Le lendemain elle choisit sa tenue avec minutie, savourant déjà l’effet de surprise qu’elle provoquerait. Elle opta évidemment pour sa tenue cuir si « sexy ». Son regard noisette mis en valeur par un trait de khôl, de jolis pendentifs pour mettre en valeur son long cou gracieux, aucune bague, mais un joli bracelet de turquoise. Elle avait choisi de laisser son cou nu pour accentuer un peu plus le vertige de son décolleté.

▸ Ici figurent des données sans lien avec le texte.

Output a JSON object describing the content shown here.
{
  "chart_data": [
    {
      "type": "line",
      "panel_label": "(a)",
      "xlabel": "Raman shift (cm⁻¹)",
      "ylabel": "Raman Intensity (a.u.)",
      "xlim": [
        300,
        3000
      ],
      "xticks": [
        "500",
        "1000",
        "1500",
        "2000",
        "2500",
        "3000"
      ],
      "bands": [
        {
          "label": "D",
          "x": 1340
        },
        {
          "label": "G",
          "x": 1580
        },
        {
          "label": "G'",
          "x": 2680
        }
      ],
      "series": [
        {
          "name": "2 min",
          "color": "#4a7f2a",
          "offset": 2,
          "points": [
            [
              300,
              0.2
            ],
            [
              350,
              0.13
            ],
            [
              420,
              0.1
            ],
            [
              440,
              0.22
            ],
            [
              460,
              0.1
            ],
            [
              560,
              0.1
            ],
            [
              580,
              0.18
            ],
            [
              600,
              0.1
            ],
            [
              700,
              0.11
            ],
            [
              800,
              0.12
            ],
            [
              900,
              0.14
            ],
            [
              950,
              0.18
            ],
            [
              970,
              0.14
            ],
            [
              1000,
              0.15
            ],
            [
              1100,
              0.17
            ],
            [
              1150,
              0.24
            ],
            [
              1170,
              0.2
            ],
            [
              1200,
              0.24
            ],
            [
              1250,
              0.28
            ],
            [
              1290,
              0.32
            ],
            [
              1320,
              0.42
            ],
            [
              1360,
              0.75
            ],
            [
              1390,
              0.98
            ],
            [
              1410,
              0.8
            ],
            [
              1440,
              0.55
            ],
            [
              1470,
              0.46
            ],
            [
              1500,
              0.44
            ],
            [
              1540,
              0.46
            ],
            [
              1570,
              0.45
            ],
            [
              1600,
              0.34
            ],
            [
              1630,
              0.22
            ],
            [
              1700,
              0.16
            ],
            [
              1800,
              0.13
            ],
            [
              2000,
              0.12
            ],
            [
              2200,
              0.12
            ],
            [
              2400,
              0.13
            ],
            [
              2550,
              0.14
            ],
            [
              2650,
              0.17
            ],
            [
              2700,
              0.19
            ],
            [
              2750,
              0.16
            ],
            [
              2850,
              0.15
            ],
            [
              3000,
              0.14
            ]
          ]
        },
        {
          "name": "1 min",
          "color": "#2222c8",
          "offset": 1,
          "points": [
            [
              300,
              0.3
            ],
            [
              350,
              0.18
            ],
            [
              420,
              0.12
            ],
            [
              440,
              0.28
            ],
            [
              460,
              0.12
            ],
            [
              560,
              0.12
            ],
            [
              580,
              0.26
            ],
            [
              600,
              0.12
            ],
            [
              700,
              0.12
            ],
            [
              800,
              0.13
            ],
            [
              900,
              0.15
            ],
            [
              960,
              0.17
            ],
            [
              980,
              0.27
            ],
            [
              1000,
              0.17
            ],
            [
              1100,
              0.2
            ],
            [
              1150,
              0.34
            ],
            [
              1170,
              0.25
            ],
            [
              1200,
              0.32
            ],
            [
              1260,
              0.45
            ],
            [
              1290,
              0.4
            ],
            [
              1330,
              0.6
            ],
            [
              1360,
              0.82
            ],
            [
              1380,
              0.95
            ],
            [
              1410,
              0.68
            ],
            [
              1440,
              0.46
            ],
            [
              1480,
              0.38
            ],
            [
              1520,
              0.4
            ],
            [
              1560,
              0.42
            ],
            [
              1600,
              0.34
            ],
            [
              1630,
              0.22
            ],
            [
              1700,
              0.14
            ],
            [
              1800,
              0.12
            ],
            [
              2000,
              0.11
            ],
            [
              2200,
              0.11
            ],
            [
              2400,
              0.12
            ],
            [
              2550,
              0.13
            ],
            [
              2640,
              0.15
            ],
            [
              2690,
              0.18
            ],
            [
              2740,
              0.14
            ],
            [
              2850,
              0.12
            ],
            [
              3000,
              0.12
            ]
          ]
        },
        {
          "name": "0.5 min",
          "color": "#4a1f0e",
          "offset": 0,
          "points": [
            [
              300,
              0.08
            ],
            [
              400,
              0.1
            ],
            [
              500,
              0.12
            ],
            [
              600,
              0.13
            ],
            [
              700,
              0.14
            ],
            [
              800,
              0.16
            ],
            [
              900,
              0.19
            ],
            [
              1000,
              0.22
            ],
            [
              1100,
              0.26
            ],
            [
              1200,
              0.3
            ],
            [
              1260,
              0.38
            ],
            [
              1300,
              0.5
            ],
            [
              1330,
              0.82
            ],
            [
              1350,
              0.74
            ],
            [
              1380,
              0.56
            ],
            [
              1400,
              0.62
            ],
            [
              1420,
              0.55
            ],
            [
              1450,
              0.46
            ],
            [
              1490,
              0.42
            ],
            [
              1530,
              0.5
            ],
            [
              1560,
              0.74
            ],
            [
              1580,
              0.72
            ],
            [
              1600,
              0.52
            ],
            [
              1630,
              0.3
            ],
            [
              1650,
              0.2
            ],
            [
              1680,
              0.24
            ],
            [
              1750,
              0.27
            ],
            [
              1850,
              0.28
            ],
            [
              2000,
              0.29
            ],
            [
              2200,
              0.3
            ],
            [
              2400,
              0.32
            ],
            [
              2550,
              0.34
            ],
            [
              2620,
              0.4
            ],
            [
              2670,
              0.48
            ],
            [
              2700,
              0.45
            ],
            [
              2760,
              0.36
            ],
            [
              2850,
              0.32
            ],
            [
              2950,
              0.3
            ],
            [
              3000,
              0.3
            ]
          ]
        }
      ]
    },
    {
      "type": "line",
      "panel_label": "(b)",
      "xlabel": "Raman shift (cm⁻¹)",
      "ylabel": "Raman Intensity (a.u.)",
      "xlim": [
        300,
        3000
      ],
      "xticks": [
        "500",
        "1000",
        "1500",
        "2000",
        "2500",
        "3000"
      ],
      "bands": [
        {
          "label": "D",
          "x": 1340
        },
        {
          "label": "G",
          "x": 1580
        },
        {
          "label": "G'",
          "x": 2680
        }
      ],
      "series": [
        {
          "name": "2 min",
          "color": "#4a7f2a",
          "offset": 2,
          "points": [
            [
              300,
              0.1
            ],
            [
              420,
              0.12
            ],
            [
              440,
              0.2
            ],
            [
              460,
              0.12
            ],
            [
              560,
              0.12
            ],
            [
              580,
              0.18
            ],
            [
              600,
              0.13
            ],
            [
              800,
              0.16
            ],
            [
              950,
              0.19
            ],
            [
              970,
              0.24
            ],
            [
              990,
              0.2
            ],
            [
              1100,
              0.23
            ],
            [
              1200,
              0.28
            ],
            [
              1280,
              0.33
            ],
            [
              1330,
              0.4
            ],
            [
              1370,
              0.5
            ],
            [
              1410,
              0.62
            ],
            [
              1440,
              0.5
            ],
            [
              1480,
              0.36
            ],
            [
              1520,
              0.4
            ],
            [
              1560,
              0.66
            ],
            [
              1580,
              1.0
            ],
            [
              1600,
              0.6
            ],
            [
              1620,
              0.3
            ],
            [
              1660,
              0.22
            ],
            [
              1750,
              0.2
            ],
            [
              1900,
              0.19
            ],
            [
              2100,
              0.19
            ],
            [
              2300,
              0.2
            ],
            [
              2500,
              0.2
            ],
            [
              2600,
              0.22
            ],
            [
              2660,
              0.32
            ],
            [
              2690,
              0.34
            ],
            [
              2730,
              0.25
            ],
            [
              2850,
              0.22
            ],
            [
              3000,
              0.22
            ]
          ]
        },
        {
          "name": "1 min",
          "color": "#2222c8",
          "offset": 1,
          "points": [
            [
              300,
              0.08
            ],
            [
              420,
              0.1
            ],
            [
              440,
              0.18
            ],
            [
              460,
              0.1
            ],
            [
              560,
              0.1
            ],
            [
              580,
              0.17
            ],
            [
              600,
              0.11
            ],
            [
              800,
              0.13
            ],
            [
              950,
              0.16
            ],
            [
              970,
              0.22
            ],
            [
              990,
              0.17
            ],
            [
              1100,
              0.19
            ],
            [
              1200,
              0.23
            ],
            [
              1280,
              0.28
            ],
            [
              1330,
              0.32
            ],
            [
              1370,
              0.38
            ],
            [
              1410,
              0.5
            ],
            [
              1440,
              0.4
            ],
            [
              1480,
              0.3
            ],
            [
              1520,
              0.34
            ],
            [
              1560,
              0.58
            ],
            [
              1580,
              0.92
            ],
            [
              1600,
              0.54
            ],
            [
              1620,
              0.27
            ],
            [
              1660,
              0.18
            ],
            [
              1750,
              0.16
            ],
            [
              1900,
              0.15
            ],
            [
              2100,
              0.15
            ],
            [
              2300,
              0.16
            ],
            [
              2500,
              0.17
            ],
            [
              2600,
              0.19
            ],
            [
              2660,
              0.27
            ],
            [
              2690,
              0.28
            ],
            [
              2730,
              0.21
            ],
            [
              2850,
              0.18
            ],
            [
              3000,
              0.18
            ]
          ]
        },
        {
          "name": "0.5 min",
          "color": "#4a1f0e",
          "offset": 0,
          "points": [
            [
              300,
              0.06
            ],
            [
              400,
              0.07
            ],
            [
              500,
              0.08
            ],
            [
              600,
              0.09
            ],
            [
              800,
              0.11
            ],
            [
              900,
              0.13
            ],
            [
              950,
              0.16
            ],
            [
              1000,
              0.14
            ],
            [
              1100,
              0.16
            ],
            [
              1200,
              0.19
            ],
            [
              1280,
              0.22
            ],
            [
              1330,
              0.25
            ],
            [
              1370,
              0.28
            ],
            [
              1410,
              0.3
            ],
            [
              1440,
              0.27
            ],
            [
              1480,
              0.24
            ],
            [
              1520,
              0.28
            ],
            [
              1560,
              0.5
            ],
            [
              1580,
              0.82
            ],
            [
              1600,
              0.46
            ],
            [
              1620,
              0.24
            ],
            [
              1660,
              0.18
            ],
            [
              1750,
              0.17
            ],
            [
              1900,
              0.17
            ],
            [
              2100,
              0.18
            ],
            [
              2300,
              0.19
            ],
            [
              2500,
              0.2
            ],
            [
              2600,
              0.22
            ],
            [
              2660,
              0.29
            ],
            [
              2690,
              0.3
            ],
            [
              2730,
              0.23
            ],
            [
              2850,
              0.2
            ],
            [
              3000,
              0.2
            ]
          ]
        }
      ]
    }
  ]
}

Elle arriva bien avant lui. Elle s’installa donc à sa table et pendant quelques instants s’amusa à observer les gens autour d’elle. Fidèle à son habitude, elle tentait de deviner leur histoire. La porte s’ouvrit, un homme très âgé, mais encore très élégant entra dans la salle. Longue chevelure blanche, peau hâlée par les embruns, et un regard bleu perçant qui bientôt se posa sur elle.

Pierre…

Mais comment était-ce possible ? Comment avait-elle pu se fourvoyer ainsi ? Elle se leva discrètement pour sortir, avant que son ami ait pu la reconnaître.

En faisant table rase de ces quarante années passées auprès de son mari Rémi, décédé l’année précédente, en refusant de toute son âme cet hiver qui approchait, Joséphine avait oublié ses soixante-quinze printemps, et bien sûr ceux de Pierre.